L’OMS, le G7 et Justin Trudeau

Écrit par sur 16 avril 2020

La rencontre téléphonique entre les leaders du G7 qui doit avoir lieu ce matin pourrait bien être houleuse. Elle survient quelques heures après la suspension de la contribution financière américaine à l’Organisation mondiale de la santé (OMS). Encore une fois, Justin Trudeau devra jouer à l’équilibriste.

Les divergences entre les Américains et les Européens étaient déjà importantes lors de la rencontre des ministres des Affaires étrangères du G7 à la fin de mars.

Le secrétaire d’État américain, Mike Pompeo, avait insisté pour que soit employée l’expression virus de Wuhan, pour mettre en cause la Chine. Pour cette raison, le Groupe n’avait pu accoucher d’une déclaration commune.

C’était déjà mal parti et c’était avant que le président Donald Trump suspende cette semaine la contribution de Washington à l’OMS.

Donald Trump frappe l’OMS en pleine crise sanitaire mondiale. La part du financement des États-Unis l’an dernier se chiffrait à plus de 400 millions de dollars américains, soit environ 15 % du budget total de l’organisation. Le président américain soutient que l’OMS a mal géré la crise et qu’elle est trop proche de la Chine.

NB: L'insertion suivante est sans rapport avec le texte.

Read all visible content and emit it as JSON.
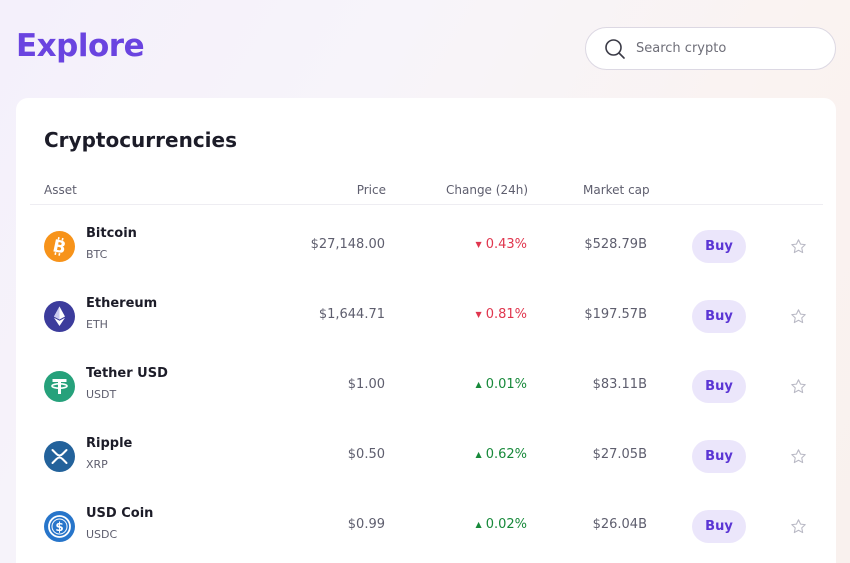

Et Justin Trudeau? Le premier ministre a refusé de critiquer la décision de Donald Trump quand il a été questionné à plusieurs reprises mercredi lors de sa conférence de presse quotidienne. Une réponse certainement plus timide que celle des partenaires européens du G7.

Ma priorité, la priorité du gouvernement maintenant, c’est de faire tout ce qu’on peut pour protéger les Canadiens, pour assurer la santé et la sécurité des gens à travers le pays, et ça implique de travailler avec les experts ici, au Canada, et à travers le monde.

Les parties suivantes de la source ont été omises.